Editor: Leo Wisnu Susapto
Warga berjalan di depan spanduk sosialisasi larangan judi online di Kantor Kecamatan Bogor Selatan, Kota Bogor, Jawa Barat, Senin (1/7/2024). Kecamatan ini menjadi wilayah dengan transaksi judi online tertinggi di Indonesia. Antara/Arif Firmansyah.
JAKARTA - Kepala Pusat Pelaporan dan Analisis Transaksi Keuangan (PPATK) Ivan Yustiavandana memaparkan, lembaga itu mendata 191.380 remaja berusia 17-19 tahun terlibat judi online dengan 2,1 juta transaksi yang mencapai Rp282 miliar.
"Kami menemukan luar biasa banyak transaksi yang terkait dengan anak-anak yang melakukan judi online," kata Ivan Yustiavandana dalam konferensi pers di Kantor Komisi Perlindungan Anak Indonesia (KPAI), Jakarta, Jumat (26/7).
Selain itu, sebanyak 1.160 anak berumur kurang dari 11 tahun melakukan 22 ribu transaksi judi online dengan nilai sedikitnya tiga miliar rupiah.
Baca: Kemenkominfo Blokir 2,6 Juta Situs Judi Online Dalam Setahun
Sementara itu, ada 4.514 anak usia 11-16 tahun yang melakukan 45 ribu transaksi judi online dengan nilai Rp7,9 miliar.

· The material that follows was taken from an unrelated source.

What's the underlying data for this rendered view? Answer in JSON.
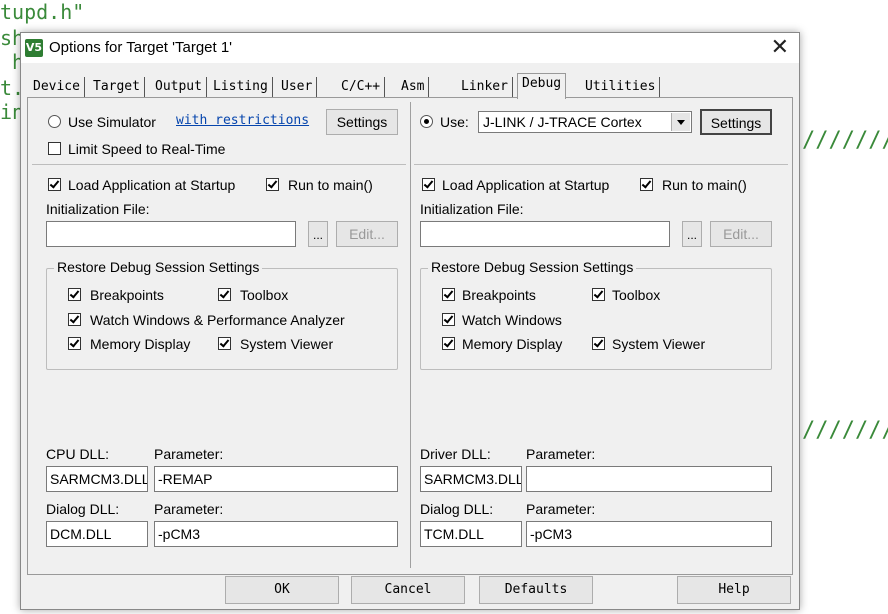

"Semua itu anak-anak sekolah, anak-anak yang sedang menimba ilmu ataupun yang sedang dipersiapkan untuk menjadi pemimpin masa depan Indonesia," kata Ivan dikutip dari Antara.

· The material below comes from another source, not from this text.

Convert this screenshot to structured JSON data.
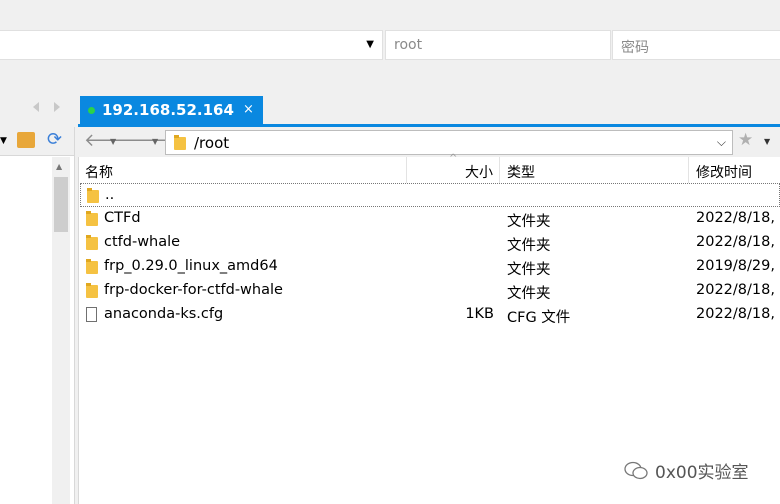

Dia menyebutkan secara keseluruhan terdapat 197.054 anak dari usia kurang dari 11-19 tahun yang melakukan deposit judi online senilai Rp293,4 miliar dan 2,2 juta transaksi.
Ivan mengatakan, permasalahan ini harus ditangani bersama. Untuk itu, PPATK bersama KPAI melakukan penandatanganan nota kesepahaman sebagai wujud komitmen dan kolaborasi terhadap perlindungan anak dalam konteks kejahatan pencucian uang yang melibatkan anak.
Penandatanganan dilakukan Ketua KPAI, Ai Maryati Solihah dan Kepala PPATK Ivan Yustiavandana di Kantor KPAI, Jakarta, Jumat.
Dia melanjutkan, kerja sama ini merupakan langkah penting melindungi anak-anak Indonesia dan manipulasi untuk keuntungan finansial.
Baca: KPAI Sebut Penyebab Anak Rentan Main Judol
Menurut dia, MoU ini bakal menjadi landasan dan pedoman dalam pelaksanaan kerja sama sesuai dengan tugas, fungsi, dan wewenang KPAI maupun PPATK.
Ai menjelaskan sejak 2021-2023 jumlah pengaduan anak korban pornografi dan kejahatan siber ke KPAI mencapai 481 kasus. Sedangkan, anak korban eksploitasi serta perdagangan anak berjumlah 431 kasus.
Dari seluruh kasus tersebut mayoritas terjadi karena menyalahgunakan media teknologi dan informasi. Serta, akibat dampak buruk internet dan penggunaan gawai yang tak sesuai fase tumbuh kembang anak.
Catatan KPAI, data yang paling tinggi dari dua situasi anak tersebut adalah mereka yang menjadi korban eksploitasi ekonomi dan seksual. Serta, anak sebagai korban kejahatan pornografi daru dunia maya. Mereka banyak teradukan menjadi korban prostitusi online, eksploitasi ekonomi, serta anak korban pornografi.
Beberapa permasalahan yang menimpa anak-anak Indonesia dalam pengaduan ke KPAI salah satunya adanya jual-beli konten pornografi anak yang dikendalikan orang dewasa melalui pembayaran digital.